Even after more than 20 years in the consulting, leadership business I'm still intrigued by the power and potential of well run group input processes. By now I've seen everything from the incredibly complex to the surprisingly simple. I've seen them both work. And fail.
Yesterday, I got a chance to observe a very effective process that said as much about strong leadership as it did about gathering great feedback. It involved a new CEO of a large, important, troubled and neglected industry group. His goals were clearly as much about demonstrating engagement and change of style as they were about hearing from key constituents.
There was absolutely no rocket science in his approach. First, he and his Chair made some introductory remarks setting the stage. Then they split the group into 3, handed each group 2 simple questions, and waited for feedback.
Then, the simple but remarkable part.
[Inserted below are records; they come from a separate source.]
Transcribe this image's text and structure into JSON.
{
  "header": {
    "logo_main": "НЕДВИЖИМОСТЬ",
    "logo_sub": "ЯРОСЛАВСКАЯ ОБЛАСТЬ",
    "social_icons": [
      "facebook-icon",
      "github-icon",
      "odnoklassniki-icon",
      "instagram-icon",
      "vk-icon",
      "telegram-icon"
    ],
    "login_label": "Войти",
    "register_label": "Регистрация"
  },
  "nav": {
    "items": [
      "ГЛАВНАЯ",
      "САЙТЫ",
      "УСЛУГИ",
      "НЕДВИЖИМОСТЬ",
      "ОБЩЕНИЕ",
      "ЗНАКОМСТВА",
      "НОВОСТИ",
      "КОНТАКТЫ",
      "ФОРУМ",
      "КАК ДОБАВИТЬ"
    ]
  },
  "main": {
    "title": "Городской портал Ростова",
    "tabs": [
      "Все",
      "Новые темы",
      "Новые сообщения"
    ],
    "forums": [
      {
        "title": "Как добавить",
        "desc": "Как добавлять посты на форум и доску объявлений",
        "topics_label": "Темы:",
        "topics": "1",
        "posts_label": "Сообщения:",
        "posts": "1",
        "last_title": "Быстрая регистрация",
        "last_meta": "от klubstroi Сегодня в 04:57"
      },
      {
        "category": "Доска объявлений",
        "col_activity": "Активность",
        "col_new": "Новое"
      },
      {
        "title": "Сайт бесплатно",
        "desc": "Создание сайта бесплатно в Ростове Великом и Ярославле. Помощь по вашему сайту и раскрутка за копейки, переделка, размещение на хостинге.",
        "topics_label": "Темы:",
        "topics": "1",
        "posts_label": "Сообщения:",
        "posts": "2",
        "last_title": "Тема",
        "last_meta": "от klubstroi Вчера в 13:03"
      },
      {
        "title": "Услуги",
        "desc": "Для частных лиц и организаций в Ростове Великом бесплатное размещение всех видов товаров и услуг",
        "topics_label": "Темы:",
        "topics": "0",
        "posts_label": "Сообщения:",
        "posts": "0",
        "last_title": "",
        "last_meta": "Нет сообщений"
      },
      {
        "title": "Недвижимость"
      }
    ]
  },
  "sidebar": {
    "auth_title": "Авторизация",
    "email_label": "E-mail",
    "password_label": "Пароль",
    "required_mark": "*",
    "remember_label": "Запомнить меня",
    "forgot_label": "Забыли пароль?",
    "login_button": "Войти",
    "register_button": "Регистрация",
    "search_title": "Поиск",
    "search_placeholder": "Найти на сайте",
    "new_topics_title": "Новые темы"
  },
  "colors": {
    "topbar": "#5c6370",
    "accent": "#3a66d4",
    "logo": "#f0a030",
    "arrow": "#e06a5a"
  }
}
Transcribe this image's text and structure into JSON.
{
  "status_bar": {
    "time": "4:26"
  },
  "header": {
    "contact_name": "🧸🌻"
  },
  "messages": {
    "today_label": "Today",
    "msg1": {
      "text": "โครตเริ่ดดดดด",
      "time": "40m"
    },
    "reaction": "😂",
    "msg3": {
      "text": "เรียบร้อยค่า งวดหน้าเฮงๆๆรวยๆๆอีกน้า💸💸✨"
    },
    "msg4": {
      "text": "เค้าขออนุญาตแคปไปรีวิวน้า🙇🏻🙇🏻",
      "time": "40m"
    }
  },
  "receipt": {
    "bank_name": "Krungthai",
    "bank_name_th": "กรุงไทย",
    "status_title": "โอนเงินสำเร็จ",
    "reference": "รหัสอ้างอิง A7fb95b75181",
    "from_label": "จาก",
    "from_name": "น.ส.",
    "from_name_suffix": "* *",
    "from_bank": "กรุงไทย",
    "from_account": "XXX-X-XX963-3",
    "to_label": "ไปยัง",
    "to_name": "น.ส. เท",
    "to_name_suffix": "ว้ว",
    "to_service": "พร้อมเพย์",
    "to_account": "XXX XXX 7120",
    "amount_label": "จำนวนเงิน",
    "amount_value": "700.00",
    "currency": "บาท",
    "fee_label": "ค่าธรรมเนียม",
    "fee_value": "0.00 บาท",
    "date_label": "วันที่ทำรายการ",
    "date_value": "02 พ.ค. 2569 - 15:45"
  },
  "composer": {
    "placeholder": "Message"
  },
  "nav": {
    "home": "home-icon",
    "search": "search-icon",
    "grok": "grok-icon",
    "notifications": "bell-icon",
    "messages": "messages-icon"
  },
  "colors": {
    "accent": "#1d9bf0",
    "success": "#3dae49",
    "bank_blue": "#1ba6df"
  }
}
As each group was presenting their input, he took notes and asked questions for clarification. On his feet the whole time. Moving around the room to get a direct look at the notes being used. Then, without hesitation or preparation, and still on his feet, he proceeded to summarize the reams of information he'd just been given. Having been assured, that he'd got the message properly, he then provided his perspective, response, concerns, and enthusiasm in a point by point fashion for everything he had just been fed.
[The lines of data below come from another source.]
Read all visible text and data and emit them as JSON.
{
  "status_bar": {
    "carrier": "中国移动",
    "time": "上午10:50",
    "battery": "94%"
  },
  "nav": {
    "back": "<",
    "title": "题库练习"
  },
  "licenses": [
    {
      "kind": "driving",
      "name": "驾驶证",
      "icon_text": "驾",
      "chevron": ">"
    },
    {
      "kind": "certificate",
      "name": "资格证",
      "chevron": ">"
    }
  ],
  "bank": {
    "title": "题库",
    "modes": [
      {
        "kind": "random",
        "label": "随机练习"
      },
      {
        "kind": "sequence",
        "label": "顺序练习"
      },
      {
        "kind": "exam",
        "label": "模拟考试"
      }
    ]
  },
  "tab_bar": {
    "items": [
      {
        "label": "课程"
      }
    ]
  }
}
Very, very effective. The message of "I listened, I get it, I have answers and I'm not afraid" echoed around the room. The response of the participants was predictably positive. Post-meeting I talked to a previously skeptical industry CEO who already changed sides - suspending disbelief and holding out serious hope for change.
Of course, one good meeting does not success make. But as a platform and an initial building block for change, it was very impressive. And simple. I learned something.